The graph of $y = 240 - 10t - 5t^2$ is a parabola opening downwards with vertex at $(-1, 245)$, axis of symmetry $t = -1$, t-intercepts at $(-8, 0)$ and $(6, 0)$, and y-intercept at $(0, 240)$.

Answer 2

The equation $y = 240 - 10t - 5t^2$ is a quadratic function, representing a parabola. Since the coefficient of $t^2$ is negative ($-5$), the parabola opens downwards.

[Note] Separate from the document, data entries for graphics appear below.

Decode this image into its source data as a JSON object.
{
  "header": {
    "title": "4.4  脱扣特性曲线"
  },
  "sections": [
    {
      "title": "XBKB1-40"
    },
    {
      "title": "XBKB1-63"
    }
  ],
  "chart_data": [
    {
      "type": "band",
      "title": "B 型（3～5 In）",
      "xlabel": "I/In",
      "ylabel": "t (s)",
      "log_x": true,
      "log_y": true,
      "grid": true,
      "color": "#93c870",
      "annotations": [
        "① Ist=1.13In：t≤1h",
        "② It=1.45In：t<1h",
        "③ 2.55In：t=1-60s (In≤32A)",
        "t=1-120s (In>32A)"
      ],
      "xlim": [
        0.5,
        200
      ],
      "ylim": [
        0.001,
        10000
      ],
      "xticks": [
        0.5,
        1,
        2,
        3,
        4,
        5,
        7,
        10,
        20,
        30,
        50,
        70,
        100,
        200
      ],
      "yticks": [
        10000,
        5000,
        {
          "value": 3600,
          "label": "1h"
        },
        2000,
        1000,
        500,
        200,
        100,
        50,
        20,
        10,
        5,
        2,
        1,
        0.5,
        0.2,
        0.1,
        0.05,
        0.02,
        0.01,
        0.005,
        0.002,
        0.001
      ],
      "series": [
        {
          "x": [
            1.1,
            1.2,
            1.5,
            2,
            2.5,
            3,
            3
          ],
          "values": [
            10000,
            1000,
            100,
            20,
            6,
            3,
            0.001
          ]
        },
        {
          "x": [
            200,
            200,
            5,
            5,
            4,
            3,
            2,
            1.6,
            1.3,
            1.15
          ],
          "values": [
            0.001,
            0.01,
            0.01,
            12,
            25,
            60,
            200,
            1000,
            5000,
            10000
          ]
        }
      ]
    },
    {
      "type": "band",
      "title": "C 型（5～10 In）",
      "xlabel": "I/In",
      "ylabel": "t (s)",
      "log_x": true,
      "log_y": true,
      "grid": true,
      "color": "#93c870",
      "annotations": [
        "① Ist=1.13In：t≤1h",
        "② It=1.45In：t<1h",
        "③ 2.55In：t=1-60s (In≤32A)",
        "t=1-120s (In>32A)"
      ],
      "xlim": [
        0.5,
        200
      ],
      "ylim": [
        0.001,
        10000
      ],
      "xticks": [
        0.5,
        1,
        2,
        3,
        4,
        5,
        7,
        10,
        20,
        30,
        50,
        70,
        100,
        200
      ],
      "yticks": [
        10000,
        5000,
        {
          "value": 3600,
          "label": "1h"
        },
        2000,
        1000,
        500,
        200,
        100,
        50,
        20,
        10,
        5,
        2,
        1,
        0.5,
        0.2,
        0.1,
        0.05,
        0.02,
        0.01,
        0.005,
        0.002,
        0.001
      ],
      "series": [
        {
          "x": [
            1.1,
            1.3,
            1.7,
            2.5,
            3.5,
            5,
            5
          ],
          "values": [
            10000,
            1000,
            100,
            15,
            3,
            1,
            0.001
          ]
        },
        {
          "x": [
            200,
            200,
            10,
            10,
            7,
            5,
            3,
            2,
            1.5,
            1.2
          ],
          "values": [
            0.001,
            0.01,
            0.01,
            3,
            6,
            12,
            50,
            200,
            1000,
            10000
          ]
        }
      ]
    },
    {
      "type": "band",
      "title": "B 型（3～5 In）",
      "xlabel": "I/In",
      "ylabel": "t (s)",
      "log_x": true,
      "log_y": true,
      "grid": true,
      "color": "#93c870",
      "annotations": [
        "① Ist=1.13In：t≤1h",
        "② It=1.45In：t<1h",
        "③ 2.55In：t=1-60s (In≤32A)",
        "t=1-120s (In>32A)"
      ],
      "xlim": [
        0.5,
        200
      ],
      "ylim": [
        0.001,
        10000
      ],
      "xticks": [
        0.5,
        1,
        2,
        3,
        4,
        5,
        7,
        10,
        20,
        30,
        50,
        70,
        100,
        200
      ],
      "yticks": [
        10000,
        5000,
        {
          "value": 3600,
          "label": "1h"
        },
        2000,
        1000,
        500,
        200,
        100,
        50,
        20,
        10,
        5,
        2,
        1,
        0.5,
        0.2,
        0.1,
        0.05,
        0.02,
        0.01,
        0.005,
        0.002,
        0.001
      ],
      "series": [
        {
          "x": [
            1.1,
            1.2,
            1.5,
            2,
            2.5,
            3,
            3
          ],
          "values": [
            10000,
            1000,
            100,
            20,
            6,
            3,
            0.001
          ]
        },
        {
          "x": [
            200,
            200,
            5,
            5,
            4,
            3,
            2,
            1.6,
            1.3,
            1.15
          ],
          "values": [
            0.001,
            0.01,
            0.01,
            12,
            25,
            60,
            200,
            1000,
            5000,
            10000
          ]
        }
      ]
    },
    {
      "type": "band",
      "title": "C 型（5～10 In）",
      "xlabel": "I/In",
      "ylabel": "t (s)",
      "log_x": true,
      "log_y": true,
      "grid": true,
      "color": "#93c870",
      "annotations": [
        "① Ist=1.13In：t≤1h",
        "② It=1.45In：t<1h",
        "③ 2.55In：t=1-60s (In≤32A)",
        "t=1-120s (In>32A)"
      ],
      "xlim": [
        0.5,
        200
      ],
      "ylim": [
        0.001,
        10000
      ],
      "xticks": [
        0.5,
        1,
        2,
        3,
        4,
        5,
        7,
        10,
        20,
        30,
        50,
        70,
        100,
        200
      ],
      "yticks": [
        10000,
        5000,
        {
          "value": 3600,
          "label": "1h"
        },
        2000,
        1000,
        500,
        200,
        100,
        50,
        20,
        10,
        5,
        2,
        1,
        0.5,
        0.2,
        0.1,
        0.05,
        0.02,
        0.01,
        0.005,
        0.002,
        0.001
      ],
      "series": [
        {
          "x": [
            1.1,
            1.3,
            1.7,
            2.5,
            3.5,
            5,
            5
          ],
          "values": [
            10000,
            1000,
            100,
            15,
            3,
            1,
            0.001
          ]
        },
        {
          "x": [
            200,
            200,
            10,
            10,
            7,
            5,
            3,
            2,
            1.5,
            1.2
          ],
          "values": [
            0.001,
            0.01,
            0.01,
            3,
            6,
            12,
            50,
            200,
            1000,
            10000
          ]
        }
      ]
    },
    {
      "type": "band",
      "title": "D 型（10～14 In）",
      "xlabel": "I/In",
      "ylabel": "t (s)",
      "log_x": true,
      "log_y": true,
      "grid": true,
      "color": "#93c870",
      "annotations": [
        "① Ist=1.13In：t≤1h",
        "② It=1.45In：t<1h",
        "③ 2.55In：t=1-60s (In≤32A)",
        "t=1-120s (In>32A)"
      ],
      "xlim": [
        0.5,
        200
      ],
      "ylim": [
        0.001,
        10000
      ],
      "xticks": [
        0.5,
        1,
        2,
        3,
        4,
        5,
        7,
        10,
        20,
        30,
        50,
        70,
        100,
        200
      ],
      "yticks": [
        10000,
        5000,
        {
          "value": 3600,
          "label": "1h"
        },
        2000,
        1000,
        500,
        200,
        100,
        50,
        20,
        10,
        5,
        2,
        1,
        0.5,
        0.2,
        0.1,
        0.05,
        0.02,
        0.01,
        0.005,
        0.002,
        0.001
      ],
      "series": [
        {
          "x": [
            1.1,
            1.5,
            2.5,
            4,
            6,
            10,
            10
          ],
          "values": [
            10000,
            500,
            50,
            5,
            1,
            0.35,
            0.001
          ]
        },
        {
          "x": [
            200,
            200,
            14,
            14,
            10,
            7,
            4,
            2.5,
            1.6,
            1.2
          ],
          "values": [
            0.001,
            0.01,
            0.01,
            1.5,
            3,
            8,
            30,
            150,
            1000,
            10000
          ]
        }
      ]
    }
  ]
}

The vertex's t-coordinate is found using $t_v = -b/(2a)$. Here, $a = -5$ and $b = -10$. So, $t_v = -(-10) / (2 \times -5) = 10 / -10 = -1$. The vertex's y-coordinate is found by substituting $t_v$ into the equation: $y_v = 240 - 10(-1) - 5(-1)^2 = 240 + 10 - 5 = 245$. The vertex is at $(-1, 245)$. The axis of symmetry is the vertical line passing through the vertex, which is $t = -1$. To find the t-intercepts, set $y = 0$: $0 = 240 - 10t - 5t^2$. Dividing by $-5$ gives $t^2 + 2t - 48 = 0$. Factoring yields $(t+8)(t-6) = 0$, so $t = -8$ and $t = 6$. The t-intercepts are $(-8, 0)$ and $(6, 0)$. To find the y-intercept, set $t = 0$: $y = 240 - 10(0) - 5(0)^2 = 240$. The y-intercept is $(0, 240)$.